Nomine Rai, è caos Blitz del governo per far fuori i partiti

Il Cda è in scadenza: Monti lo vuole rivoluzionare. Anselmi favorito, ira Pdl: "Il Prof rispetti le regole"

Nomine Rai, è caos  Blitz del governo  per far fuori i partiti

Fino a ieri sera i curricula di Santoro e Freccero non erano ancora arrivati sulla scrivania di Mario Monti. La coppia dei «brillanti martiri» che nei giorni scorsi ha comunicato urbi et orbi l’autocandidatura a, rispettivamente, direttore generale e presidente della Rai deve affrettarsi a recapitare le buste, perché il premier sta accelerando i tempi, anzi già ieri circolavano voci di primi incontri. Infatti, in serata i due hanno fatto sapere che provvederanno già stamane all’invio «con raccomandata». Intanto, provate a immaginare: il presidente del Consiglio che convoca i candidati come si farebbe in qualsiasi azienda per la selezione dei manager.

Normale per il resto del mondo, incredibile per il nostro Paese. Comunque pare che Monti stavolta ci provi sul serio. Dopo aver promesso di cambiare la governance della Rai e aver poi gettato la spugna (per riuscire nell’impresa dovrebbe possedere doti soprannaturali), cerca almeno di mettere in atto l’obiettivo principale: nominare dirigenti e consiglieri Rai sganciati il più possibile dalle appartenenze politiche. Per questo ha chiesto di rendere pubblici i curricula.

«La Rai è l’esempio eclatante degli enti pubblici da rivedere - ha detto Monti - un’azienda dove non è garantita l’indipendenza dalla politica». («È difficile non essere d’accordo con lui», gli ha fatto eco l’attuale presidente Garimberti).
I giochi si aprono domani: l’assemblea degli azionisti della Tv di Stato decreterà la chiusura del mandato dell’attuale Cda. Dalla settimana prossima cominceranno le votazioni in Commissione parlamentare di vigilanza: ieri il presidente Zavoli ha chiesto che il governo indichi tempi e modi per la nomina dei sette membri del cda di sua competenza.

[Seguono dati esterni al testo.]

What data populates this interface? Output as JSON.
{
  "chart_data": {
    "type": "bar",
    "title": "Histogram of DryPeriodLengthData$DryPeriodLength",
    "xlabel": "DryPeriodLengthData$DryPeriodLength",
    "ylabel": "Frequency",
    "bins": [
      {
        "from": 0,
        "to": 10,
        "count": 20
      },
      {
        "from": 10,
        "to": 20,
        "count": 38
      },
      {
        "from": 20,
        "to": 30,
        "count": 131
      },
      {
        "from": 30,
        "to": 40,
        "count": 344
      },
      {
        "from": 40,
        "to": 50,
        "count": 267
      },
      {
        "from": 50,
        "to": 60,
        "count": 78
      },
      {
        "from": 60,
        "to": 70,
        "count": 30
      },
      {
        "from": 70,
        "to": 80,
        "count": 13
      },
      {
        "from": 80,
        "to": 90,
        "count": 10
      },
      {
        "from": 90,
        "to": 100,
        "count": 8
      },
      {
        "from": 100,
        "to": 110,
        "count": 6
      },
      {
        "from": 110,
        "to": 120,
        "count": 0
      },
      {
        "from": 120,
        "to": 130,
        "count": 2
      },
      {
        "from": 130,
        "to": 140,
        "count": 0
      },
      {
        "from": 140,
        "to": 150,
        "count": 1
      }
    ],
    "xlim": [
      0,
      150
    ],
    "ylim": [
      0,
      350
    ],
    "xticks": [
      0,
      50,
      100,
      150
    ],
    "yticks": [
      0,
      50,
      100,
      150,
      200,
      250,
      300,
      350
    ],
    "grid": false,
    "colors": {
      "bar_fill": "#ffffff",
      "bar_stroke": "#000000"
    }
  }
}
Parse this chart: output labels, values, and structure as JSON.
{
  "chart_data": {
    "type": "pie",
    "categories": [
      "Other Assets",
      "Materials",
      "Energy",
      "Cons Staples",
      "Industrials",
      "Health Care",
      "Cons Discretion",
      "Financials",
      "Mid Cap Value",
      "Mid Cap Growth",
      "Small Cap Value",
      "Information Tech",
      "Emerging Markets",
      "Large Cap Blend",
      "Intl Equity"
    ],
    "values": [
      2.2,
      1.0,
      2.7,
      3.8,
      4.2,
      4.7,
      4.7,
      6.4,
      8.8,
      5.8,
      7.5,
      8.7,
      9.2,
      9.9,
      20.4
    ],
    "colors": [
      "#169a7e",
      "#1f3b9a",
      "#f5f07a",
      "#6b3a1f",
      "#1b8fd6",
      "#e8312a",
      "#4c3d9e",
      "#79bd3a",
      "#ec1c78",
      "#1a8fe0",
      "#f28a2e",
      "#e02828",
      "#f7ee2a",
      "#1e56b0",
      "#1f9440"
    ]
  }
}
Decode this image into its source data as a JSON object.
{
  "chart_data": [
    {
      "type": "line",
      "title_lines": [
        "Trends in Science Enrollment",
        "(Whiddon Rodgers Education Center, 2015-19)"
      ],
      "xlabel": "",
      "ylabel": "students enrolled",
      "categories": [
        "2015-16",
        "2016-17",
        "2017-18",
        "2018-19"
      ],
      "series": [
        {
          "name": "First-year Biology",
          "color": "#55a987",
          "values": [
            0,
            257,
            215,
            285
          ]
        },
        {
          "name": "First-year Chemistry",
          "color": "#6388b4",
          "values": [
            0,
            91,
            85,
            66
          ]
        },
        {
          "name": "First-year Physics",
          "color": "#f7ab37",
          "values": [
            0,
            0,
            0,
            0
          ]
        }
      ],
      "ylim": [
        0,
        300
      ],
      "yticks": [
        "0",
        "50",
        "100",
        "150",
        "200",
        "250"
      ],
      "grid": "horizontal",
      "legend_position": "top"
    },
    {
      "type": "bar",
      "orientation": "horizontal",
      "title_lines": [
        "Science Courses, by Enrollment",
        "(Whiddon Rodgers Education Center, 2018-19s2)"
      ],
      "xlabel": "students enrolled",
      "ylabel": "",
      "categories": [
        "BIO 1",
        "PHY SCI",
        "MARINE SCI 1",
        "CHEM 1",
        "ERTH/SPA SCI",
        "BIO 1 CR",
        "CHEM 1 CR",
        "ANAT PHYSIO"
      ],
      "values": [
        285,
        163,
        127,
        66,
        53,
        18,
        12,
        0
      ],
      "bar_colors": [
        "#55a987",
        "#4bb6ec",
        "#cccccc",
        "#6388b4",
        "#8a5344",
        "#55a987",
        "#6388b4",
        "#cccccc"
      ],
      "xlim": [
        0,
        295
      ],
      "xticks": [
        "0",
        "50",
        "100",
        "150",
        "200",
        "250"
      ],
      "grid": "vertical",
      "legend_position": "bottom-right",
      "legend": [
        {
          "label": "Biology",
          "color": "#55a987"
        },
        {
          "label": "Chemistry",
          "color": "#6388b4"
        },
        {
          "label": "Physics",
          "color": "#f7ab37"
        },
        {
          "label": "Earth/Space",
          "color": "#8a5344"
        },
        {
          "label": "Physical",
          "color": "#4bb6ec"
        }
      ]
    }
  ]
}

I restanti tre sono di nomina governativa: un consigliere, il presidente (con l’avallo della commissione di vigilanza) e il direttore generale scelto d’intesa con il nuovo cda. Il toto nomine vede in pole position Giulio Anselmi per la presidenza e Francesco Caio o Claudio Cappon per la direzione.
Lo strumento di pressione di Monti per convincere i partiti a «a mollare l’osso» è solo uno: intervenire per decreto legge in tempi strettissimi per ridurre da nove a cinque i membri del consiglio di amministrazione. Il governo non può modificare direttamente la governance (come per le altre aziende partecipate dallo Stato) perché la Rai è regolata da una legge ad hoc, la Gasparri appunto. E l’ex ministro che gli ha dato il nome, ha ribadito: «Fino a quando non ci sarà una diversa legge, si devono applicare le norme vigenti. Se il governo ne ha la volontà, può quotare in Borsa e privatizzare la Rai. Il resto è solo inutile corsa alla poltrona». Al solito: il Pdl accusa il Pd (e viceversa) di fare tutta questa «manfrina» per ottenere per i propri uomini le poltrone e continuare così a controllare la maggiore fonte di informazione del Paese.

Tutto ciò potrebbe portare a una situazione di stallo. Bersani ha già detto che, senza modifiche, il Pd non indicherà alcun nome: insomma, i suoi rappresentanti in commissione non parteciperanno alle votazioni. Una presa di posizione forte che potrebbe appuntarsi come medaglia sul petto in vista della prossima campagna elettorale.

A quel punto anche il Pdl si dovrebbe ritirare. Bersani potrebbe venire a più miti consigli se si trovasse sulla scrivania nomi di «provata competenza» o comunque graditi alla sua sfera «culturale». Insomma, i famosi curricula.